A ponderous man with flapping jowls thundered through the doorway. Beads of sweat gleamed on his face. The emperor sighed like a boy whose tutor had caught up with him.
“Sire, there you are. They’ve got the fire under control. Do you want to finish the inspection now?”
“Not really.” The emperor smiled wistfully.
“Commander of the Armies Hollowcrest will be expecting our punctual return.”
“I suppose.” The emperor cast a mournful gaze at Amaranthe as he trooped out the door flanked by his guards.

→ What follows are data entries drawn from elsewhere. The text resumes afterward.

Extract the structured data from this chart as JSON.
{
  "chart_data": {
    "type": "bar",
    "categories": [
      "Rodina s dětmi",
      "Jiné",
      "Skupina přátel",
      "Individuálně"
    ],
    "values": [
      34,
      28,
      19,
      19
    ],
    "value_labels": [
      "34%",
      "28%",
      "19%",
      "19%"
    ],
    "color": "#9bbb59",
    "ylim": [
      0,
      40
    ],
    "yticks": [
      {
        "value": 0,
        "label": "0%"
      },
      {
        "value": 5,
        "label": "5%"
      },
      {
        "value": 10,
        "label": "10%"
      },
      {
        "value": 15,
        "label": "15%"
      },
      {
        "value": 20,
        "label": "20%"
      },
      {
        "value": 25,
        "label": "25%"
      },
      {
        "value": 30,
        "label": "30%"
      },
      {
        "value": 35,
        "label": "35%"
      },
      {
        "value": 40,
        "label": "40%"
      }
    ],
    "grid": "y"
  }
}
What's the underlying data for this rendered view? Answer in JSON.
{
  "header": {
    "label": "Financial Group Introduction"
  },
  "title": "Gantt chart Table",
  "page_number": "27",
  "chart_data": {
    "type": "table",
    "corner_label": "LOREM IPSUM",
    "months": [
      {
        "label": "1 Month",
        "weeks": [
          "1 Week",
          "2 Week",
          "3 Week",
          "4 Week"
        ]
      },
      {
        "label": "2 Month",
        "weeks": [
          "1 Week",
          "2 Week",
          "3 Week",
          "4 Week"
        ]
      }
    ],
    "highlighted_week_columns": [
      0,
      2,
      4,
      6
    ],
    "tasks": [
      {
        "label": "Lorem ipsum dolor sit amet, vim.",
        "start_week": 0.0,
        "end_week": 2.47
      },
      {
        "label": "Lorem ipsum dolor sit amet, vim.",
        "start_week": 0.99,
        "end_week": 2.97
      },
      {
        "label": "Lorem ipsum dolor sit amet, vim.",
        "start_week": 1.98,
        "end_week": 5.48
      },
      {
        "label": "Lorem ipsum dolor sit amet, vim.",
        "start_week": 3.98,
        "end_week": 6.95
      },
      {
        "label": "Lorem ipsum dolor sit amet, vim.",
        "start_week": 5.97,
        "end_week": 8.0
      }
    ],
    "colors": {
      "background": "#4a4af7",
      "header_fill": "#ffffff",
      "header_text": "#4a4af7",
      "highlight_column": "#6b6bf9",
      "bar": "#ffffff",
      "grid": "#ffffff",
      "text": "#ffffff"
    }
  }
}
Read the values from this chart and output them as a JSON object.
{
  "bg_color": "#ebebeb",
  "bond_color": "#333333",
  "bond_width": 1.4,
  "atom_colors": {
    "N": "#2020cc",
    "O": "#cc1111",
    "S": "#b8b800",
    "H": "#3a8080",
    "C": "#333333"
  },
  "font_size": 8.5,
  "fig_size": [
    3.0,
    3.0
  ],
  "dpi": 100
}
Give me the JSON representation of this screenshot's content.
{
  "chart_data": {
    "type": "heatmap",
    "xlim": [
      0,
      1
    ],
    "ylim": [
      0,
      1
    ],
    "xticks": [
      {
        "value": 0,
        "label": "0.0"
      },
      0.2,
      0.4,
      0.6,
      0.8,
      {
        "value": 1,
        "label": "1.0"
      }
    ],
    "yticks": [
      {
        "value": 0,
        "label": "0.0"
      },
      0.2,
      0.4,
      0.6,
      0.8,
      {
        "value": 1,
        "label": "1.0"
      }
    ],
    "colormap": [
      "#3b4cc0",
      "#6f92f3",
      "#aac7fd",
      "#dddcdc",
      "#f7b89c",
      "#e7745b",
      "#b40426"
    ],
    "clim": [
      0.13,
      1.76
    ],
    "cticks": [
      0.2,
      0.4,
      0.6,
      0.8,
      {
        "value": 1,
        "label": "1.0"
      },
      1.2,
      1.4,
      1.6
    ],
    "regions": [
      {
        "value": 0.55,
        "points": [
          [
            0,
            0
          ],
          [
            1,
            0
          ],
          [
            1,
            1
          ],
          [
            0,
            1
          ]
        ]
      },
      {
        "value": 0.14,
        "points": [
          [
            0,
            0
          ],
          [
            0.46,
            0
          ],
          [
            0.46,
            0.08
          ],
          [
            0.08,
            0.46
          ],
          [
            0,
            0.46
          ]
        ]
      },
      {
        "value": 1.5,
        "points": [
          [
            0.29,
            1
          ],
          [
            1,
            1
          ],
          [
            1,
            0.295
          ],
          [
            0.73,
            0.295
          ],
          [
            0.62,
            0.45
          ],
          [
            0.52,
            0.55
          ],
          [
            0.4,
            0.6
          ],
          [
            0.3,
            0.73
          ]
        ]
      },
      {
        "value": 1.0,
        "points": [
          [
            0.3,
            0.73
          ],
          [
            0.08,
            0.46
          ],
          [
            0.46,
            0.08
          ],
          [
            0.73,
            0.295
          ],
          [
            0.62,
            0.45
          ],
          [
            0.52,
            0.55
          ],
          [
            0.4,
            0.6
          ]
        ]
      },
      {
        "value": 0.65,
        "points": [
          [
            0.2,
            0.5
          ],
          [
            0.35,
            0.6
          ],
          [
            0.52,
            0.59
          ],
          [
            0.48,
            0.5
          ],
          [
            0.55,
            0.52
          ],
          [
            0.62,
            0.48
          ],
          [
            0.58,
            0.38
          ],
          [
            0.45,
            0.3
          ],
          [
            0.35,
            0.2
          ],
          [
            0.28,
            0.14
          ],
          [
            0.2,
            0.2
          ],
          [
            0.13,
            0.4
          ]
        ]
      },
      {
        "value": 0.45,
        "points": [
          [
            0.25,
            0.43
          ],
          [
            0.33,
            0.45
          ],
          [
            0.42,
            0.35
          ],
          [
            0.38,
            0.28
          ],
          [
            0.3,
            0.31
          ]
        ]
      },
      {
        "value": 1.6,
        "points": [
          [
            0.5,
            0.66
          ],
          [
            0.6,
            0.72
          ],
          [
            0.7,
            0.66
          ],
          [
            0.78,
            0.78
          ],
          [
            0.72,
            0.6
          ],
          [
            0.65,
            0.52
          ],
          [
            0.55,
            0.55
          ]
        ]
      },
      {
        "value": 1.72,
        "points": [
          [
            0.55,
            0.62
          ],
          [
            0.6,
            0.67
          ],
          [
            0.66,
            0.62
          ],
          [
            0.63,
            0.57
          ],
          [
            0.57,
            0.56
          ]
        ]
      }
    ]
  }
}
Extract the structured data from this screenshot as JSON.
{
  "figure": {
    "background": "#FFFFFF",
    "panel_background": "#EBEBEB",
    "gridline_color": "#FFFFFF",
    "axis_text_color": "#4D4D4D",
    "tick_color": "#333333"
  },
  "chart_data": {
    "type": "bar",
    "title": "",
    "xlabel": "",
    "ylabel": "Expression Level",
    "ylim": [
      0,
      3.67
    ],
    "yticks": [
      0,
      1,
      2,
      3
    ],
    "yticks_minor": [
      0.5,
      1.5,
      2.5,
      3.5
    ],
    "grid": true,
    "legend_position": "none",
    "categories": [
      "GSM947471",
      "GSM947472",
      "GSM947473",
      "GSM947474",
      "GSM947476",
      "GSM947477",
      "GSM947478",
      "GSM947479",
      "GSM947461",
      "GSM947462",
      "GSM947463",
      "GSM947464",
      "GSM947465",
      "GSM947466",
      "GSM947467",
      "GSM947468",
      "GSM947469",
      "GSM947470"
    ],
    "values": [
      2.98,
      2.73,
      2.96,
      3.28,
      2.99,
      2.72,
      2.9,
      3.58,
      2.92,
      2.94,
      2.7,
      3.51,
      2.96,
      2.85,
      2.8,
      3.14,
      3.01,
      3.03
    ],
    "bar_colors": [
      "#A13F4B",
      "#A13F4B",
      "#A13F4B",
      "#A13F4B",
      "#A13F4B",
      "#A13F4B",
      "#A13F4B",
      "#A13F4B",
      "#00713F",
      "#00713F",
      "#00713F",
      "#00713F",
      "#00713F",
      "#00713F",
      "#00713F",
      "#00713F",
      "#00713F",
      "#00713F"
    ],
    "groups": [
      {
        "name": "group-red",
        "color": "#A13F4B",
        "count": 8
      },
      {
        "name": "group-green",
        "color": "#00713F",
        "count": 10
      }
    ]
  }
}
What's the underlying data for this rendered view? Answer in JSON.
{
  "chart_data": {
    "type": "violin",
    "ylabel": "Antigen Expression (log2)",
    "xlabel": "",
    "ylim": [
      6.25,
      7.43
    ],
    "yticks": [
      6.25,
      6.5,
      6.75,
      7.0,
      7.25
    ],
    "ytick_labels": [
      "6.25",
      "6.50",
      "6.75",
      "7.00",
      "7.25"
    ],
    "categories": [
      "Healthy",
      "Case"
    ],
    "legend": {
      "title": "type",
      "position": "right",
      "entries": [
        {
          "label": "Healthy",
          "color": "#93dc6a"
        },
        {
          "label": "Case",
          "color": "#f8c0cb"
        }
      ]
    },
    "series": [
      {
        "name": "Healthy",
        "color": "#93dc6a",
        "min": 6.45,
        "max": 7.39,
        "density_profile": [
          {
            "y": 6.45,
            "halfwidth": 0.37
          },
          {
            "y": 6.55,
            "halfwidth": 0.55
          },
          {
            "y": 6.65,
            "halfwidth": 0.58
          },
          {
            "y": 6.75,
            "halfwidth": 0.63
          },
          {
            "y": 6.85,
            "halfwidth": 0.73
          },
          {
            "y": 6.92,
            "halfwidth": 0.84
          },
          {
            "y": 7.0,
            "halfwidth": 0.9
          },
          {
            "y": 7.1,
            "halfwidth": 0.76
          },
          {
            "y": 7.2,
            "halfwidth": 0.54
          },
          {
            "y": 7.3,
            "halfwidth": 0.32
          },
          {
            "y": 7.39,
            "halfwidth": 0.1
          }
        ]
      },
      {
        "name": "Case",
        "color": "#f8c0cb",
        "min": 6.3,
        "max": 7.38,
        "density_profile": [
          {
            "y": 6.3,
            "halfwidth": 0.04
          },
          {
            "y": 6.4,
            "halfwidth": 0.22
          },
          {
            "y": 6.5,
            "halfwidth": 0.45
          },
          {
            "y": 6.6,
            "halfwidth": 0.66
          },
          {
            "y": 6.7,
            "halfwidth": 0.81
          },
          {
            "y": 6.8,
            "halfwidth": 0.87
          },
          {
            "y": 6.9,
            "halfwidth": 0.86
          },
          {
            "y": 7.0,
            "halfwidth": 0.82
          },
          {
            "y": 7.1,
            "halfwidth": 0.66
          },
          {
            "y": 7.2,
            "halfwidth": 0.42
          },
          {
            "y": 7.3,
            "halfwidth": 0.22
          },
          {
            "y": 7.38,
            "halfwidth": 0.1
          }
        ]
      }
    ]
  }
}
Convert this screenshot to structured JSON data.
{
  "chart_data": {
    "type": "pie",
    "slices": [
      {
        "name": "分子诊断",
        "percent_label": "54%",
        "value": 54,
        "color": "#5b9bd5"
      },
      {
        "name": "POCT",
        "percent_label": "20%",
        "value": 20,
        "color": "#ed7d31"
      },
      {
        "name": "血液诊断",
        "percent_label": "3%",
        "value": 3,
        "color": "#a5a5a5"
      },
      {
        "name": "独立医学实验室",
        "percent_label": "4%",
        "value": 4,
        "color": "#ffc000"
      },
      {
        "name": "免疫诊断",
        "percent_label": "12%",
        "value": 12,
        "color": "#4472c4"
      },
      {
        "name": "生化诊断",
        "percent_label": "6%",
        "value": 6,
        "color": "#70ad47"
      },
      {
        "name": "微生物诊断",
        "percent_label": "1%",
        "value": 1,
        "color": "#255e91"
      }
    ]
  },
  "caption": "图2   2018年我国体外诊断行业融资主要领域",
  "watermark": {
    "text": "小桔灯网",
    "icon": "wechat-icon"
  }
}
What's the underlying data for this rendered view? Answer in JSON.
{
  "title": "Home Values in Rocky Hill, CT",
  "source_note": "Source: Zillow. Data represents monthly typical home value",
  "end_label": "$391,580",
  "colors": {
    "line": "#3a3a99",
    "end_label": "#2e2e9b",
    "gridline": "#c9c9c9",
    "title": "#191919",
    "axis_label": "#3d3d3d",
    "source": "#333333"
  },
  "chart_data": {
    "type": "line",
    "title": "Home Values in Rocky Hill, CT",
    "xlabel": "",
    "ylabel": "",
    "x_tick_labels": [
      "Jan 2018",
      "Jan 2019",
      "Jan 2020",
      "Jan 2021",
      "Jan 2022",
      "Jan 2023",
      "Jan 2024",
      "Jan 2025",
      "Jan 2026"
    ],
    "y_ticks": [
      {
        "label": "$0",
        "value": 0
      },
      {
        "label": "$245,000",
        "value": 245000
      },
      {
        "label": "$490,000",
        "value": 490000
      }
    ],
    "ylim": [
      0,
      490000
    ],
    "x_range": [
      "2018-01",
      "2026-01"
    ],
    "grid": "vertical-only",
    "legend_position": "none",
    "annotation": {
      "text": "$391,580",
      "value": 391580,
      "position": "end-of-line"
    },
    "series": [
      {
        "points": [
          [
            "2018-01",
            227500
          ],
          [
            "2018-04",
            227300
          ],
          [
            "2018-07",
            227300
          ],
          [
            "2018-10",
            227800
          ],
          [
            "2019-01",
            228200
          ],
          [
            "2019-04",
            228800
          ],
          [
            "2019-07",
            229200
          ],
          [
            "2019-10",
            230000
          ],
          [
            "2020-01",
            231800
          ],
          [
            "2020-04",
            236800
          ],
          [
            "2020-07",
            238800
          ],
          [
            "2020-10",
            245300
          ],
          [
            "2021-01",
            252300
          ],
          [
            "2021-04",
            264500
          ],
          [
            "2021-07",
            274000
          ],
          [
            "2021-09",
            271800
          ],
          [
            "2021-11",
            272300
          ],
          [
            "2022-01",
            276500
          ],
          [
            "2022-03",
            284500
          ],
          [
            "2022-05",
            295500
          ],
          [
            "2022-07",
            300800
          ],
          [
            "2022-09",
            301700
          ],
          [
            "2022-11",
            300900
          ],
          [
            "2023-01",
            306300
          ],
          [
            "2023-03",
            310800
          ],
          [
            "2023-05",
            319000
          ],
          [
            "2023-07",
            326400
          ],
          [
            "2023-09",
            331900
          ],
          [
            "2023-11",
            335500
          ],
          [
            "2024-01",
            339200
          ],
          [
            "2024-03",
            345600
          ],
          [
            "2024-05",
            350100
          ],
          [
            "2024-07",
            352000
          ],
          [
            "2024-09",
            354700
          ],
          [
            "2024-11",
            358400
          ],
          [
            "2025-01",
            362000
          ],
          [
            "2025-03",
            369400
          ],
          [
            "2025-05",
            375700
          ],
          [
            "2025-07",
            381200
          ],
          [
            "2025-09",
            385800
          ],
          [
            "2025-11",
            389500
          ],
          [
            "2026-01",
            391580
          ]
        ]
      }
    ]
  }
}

When the entourage had departed, Wholt shuffled through the tins and elbowed Amaranthe. “I think he liked you.”
She snorted. “Yes, I’m surely destined to be the next empress.”
“That might be ambitious, but you could have asked him for a promotion.”
For a moment, Wholt’s words enticed her. If the emperor told the chief someone should be promoted to sergeant, surely it would happen. And she deserved it, didn’t she? She worked harder than Wholt. But no… “If I get promoted, it’ll be because I earned it, the same as everyone else. Not because I begged someone for a favor.”
“You have earned it.”
• • • • •
The bodies were charred into anonymity and still smoldering. Eight, Amaranthe counted as she walked around the pile, sodden floorboards creaking ominously beneath her feet. It was a dangerous spot, since the fire had also charred the support posts and beams in the basement. Several boards had already given way and plunged below. A great hole in the floor marked the spot where a worktable had stood. Yet she stayed, breathing air thick with the stench of fire and death, seeking answers from the carnage.